India Venster

India Venster
  • 2-3 hours (up)
  • Difficult terrain
  • Partly shaded
  • Little water
  • Not dog friendly

The most direct yet adventurous pathway up Table Mountain. Breath-taking views of Cape Town harbour, the city bowl, Lions Head, Signal Hill and the ever shrinking suburbs below accompany you on what is often described as the most difficult route up to the top. Best to go in a group, this route involves a number of rocky outcrops to scale, narrow gullies to navigate through as well as a metal-laddered section to help you up a small cliff-face.
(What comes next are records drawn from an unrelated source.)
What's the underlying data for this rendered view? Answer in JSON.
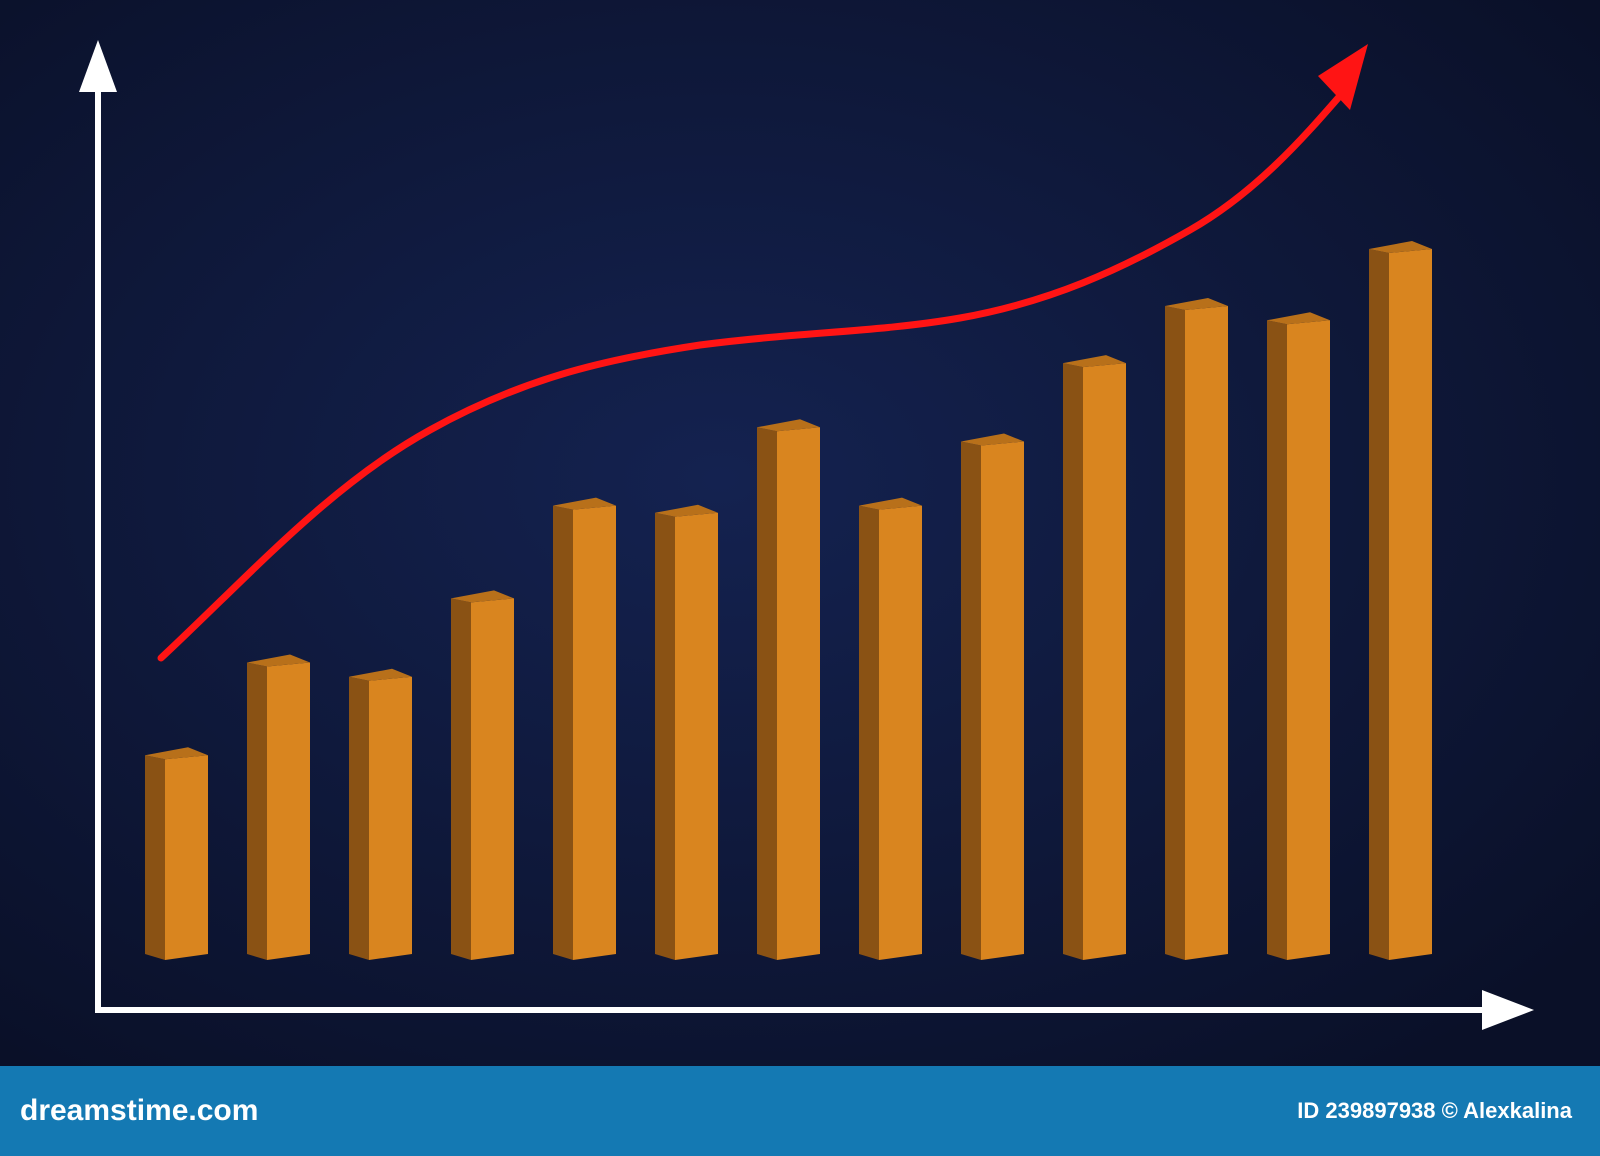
{
  "chart_data": {
    "type": "bar",
    "categories": [
      null,
      null,
      null,
      null,
      null,
      null,
      null,
      null,
      null,
      null,
      null,
      null,
      null
    ],
    "values": [
      29,
      42,
      40,
      51,
      64,
      63,
      75,
      64,
      73,
      84,
      92,
      90,
      100
    ],
    "color": "#d9851f",
    "ylim": [
      0,
      100
    ]
  },
  "footer": {
    "brand": "dreamstime.com",
    "credit": "ID 239897938 © Alexkalina"
  }
}
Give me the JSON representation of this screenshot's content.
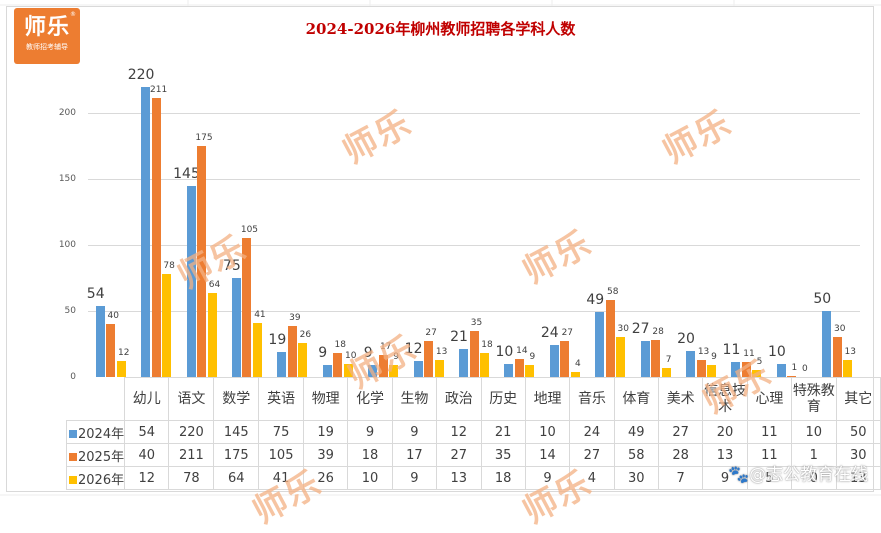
{
  "logo": {
    "main": "师乐",
    "sub": "教师招考辅导",
    "reg": "®"
  },
  "watermark": "师乐",
  "credit": "🐾@志公教育在线",
  "colors": {
    "s2024": "#5b9bd5",
    "s2025": "#ed7d31",
    "s2026": "#ffc000",
    "title": "#c00000"
  },
  "chart_data": {
    "type": "bar",
    "title": "2024-2026年柳州教师招聘各学科人数",
    "xlabel": "",
    "ylabel": "",
    "ylim": [
      0,
      240
    ],
    "yticks": [
      0,
      50,
      100,
      150,
      200
    ],
    "grid": true,
    "legend_position": "data-table",
    "categories": [
      "幼儿",
      "语文",
      "数学",
      "英语",
      "物理",
      "化学",
      "生物",
      "政治",
      "历史",
      "地理",
      "音乐",
      "体育",
      "美术",
      "信息技术",
      "心理",
      "特殊教育",
      "其它"
    ],
    "series": [
      {
        "name": "2024年",
        "values": [
          54,
          220,
          145,
          75,
          19,
          9,
          9,
          12,
          21,
          10,
          24,
          49,
          27,
          20,
          11,
          10,
          50
        ]
      },
      {
        "name": "2025年",
        "values": [
          40,
          211,
          175,
          105,
          39,
          18,
          17,
          27,
          35,
          14,
          27,
          58,
          28,
          13,
          11,
          1,
          30
        ]
      },
      {
        "name": "2026年",
        "values": [
          12,
          78,
          64,
          41,
          26,
          10,
          9,
          13,
          18,
          9,
          4,
          30,
          7,
          9,
          5,
          0,
          13
        ]
      }
    ]
  }
}
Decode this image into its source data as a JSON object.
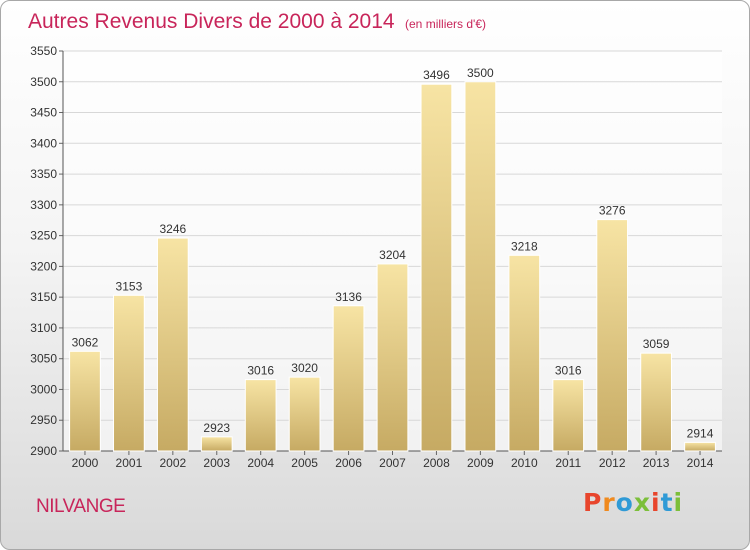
{
  "header": {
    "title": "Autres Revenus Divers de 2000 à 2014",
    "unit": "(en milliers d'€)"
  },
  "footer": {
    "commune": "NILVANGE",
    "brand": "Proxiti",
    "brand_colors": [
      "#e8452c",
      "#f08a1e",
      "#2f9ad6",
      "#7cbf3a",
      "#e8452c",
      "#2f9ad6",
      "#7cbf3a"
    ]
  },
  "colors": {
    "title": "#c8255a",
    "bar_light": "#f7e4a4",
    "bar_dark": "#c6aa63",
    "grid": "#d8d8d8"
  },
  "chart_data": {
    "type": "bar",
    "title": "Autres Revenus Divers de 2000 à 2014",
    "subtitle": "(en milliers d'€)",
    "categories": [
      "2000",
      "2001",
      "2002",
      "2003",
      "2004",
      "2005",
      "2006",
      "2007",
      "2008",
      "2009",
      "2010",
      "2011",
      "2012",
      "2013",
      "2014"
    ],
    "values": [
      3062,
      3153,
      3246,
      2923,
      3016,
      3020,
      3136,
      3204,
      3496,
      3500,
      3218,
      3016,
      3276,
      3059,
      2914
    ],
    "ylim": [
      2900,
      3550
    ],
    "yticks": [
      2900,
      2950,
      3000,
      3050,
      3100,
      3150,
      3200,
      3250,
      3300,
      3350,
      3400,
      3450,
      3500,
      3550
    ],
    "grid": true,
    "xlabel": "",
    "ylabel": ""
  }
}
Snaking its way up directly beneath the cable station, passengers in the cable car will keep your spirits up as they happily wave overhead.


Starting adjacent the Table Mountain Cable Car Station on Tafelberg Road – 50metres to the right of the station, facing the mountain – this popular hiking trail up Table Mountain follows directly beneath the cable car wires all the way to the summit of the peak. It starts with a gradual incline, made up mostly of rocky stairs for approximately 20 minutes until it reaches the contour path. At that point, a very clear sign for “India Venster” will point you in the right direction. The entire route upwards is demarcated with yellow-painted footprints on rocks along the path, which are a constant marker to keep you on the right track. They are sporadic, yet should you not see one for 15 minutes, take it as a sure sign you have deviated off the path.

From the sign onwards, the elevation steepens, with a bit more scrambling and larger rocks to tackle. All are made easier to scale with sufficient hand and footholds eroded into the rock over time.

The path snakes its way upwards at fairly steep elevation, maintaining its course under the cable car while providing breath-taking views of the Cape Town city bowl, harbour and beyond, as well as the ever-diminishing figure of Lions Head.

Just after the point of being at level elevation to Lions head, about 1.5 hours in, the first of three steep sections of the hike appear. This first rock-face is around five-seven metres high, yet has more than enough footholds to help you up. Be prepared to wait a bit at this point as it may become congested on a busy day.

Further up the path, just a few minutes later, the second scramble awaits, again with more than sufficient ledges and footholds to help you clamour over the large boulders.

The path continues to wind its way up, until it reaches the last rocky face that requires climbing. This 15-20m ascent is the most taxing part of the hike, with steel rungs and chains embedded into the rock to help your climb up the rock face, before entering a narrow gully that has numerous edges, nooks and crannies to use as hand and foot-holds.

At this point, the cable car station at the summit of the mountain is 400m above you, just to the right. With the hard part over, all that is left is to follow the path and yellow markers along an easily walkable path to the summit.

A few large step-like rocks lie in wait, before meeting a large rocky outcrop beneath the cable car. Take the clearly marked pathway on the left, which leads up and around this feature to a level area with a clear view of the pylons streaking up from Kloof Corner, to the far right of Table Mountain.

The clearly marked path then veers off to the right beneath the cable car station, with the path to the summit then making its way around the right hand side of the mountain, behind the station and directly above Camps Bay. In winter, the steep rock faces to the top become mini waterfalls as water drips down onto the pathway at certain points.

The well-beaten track, now consisting of sand, continues around the back of the mountain, passing a square concrete building – an old pump station – before intersecting the pathway from the route up Platteklip Gorge.

A short segment along wooden boards then appears, before a gentle, paved ascent to the summit of the mountain, where spectacular views, inquisitive dassies, a curio and snack shop, and the beauty of nature and surrounds awaits!


The path is clearly marked with yellow painted footprints, and is well-used and easily distinguishable. Stay on this path. If you haven’t noticed a yellow painted footprint for more than 15 minutes, retrace your steps and follow the well-beaten track.

Pack warm and water-resistant clothing, no matter the weather at the start. Rain and mist can quickly cover the mountain, with strong and icy winds to boot. Gloves and a beanie in winter won’t be misplaced. In Summer, avoid starting the hike too late in the day as temperatures may rise rapidly.

Pack enough water and snacks for the day to stay hydrated and energised. It is one of the most direct ascents up Table Mountain, and can be quite taxing on those less fit.

It is not advisable to descend down the same route. Either descend via the cable car – remember to take money with you at the start of the hike – or down Plattekip Gorge.

Although deemed “one of the most difficult trails up Table Mountain”, we were honestly underwhelmed by this description – it is very manageable, and not at all what we were initially told it would be. Bear in mind, though, that this is coming from 20-something, fit and more or less experienced hikers, so if you’re a rookie, read this with a pinch of salt.